2) There is a bug in the implementation of a function called 'repack_read()' which determines whether 'packed read' functions can be used.  It does not take into account the possibility of multiple reads of the same column in a single operation.  It uses the READ_ALL mechanism when it is not wanted, resulting in the crash.
Specifically, it observes that the requested attrIds are not descending (they are both 1), and that the number of requested columns is equal to the number of columns in the table (2), so it substitutes READ_ALL.  When the result arrives, the Operation's NdbRecAttr list does not contain an NdbRecAttr for attribute 0, and we fail.
repack_read() should check that attrIds are strictly ascending, with no 'duplicates' .  We could recode the unpacking mechanism to deal with 'duplicates' if this became a significant use case, but it's simpler to fix it to 'just work'.  

3) You did not observe this bug in 6.3.22... as there was some code in getBlobHandle() which, as a side-effect, caused repack_read() not to attempt to repack.  This code was altered later and the side-effect disappeared causing this bug to manifest.
Specifically, getBlobHandle() used to *always* read the partitionId of the Blob head row.  Now it only does this for user-defined partitioned tables.  Reading a pseudo-column 'disabled' the repack_read() mechanism.

Suggest :
 1) Rename bug to NdbApi - duplicate read of column results in failure
 2) Reduce version to 6.2+
[5 Oct 2009 23:14] Frazer Clement
Renaming bug from "NDBAPI - BLOB issue in 7.0.5".

Changing version to mysql-5.1-telco-6.2
[5 Oct 2009 23:15] Frazer Clement
Proposed patch + testcase

Attachment: bug45282.patch (text/x-patch), 10.48 KiB.
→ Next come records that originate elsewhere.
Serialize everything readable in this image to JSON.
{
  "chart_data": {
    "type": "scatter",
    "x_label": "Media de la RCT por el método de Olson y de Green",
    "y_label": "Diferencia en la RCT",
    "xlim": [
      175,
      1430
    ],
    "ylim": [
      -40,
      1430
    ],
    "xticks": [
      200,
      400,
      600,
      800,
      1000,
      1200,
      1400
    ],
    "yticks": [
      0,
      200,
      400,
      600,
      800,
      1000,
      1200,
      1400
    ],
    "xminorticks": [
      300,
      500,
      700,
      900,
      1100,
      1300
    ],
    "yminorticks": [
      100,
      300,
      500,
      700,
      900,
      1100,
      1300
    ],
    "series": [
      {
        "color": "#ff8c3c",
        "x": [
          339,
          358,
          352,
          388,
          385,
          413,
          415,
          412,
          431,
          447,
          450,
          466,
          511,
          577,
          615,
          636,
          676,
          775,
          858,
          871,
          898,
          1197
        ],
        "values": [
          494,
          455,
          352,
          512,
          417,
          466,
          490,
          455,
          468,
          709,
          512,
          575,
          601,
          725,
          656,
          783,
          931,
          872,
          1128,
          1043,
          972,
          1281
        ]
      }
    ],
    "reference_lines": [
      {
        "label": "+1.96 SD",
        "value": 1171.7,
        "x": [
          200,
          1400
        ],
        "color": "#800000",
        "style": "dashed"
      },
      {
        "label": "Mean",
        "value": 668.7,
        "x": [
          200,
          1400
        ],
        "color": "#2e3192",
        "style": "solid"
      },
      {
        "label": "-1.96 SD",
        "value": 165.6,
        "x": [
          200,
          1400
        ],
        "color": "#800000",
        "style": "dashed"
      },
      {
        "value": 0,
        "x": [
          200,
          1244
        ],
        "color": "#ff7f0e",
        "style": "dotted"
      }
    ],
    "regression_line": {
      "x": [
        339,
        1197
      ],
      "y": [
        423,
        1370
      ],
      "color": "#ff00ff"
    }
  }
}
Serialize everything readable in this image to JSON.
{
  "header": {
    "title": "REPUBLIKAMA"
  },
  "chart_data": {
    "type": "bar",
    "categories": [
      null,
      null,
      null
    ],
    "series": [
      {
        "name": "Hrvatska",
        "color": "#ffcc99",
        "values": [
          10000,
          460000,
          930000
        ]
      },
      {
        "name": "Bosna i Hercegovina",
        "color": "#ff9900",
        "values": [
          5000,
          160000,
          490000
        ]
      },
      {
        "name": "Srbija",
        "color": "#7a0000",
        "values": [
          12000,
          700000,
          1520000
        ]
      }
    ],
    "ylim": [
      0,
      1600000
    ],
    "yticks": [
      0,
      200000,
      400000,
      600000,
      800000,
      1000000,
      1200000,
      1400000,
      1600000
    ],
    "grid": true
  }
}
[6 Oct 2009 10:39] Bugs System
A patch for this bug has been committed. After review, it may
be pushed to the relevant source trees for release in the next
version. You can access the patch from:

  http://lists.mysql.com/commits/85856

3012 Frazer Clement	2009-10-06
      Bug#45282 NDBAPI - Duplicate read of column results in Api failure
      modified:
        storage/ndb/src/ndbapi/NdbOperationExec.cpp
        storage/ndb/test/include/HugoCalculator.hpp
        storage/ndb/test/ndbapi/testNdbApi.cpp
        storage/ndb/test/run-test/daily-basic-tests.txt
        storage/ndb/test/src/HugoCalculator.cpp
[6 Oct 2009 11:35] Bugs System
Pushed into 5.1.39-ndb-7.1.0 (revid:frazer@mysql.com-20091006113218-v9ekkvyafoe0xa5o) (version source revid:frazer@mysql.com-20091006113218-v9ekkvyafoe0xa5o) (merge vers: 5.1.39-ndb-7.1.0) (pib:11)
[6 Oct 2009 12:00] Jon Stephens
Documented bugfix in the NDB-7.1.0 changelog as follows:

        A duplicate read of a column caused NDB API applications to 
        crash.

Closed.
[6 Oct 2009 13:01] Jon Stephens
Changelog entry re-tagged as applying to NDB-6.2.19/6.3.28/7.0.9 per Frazer email.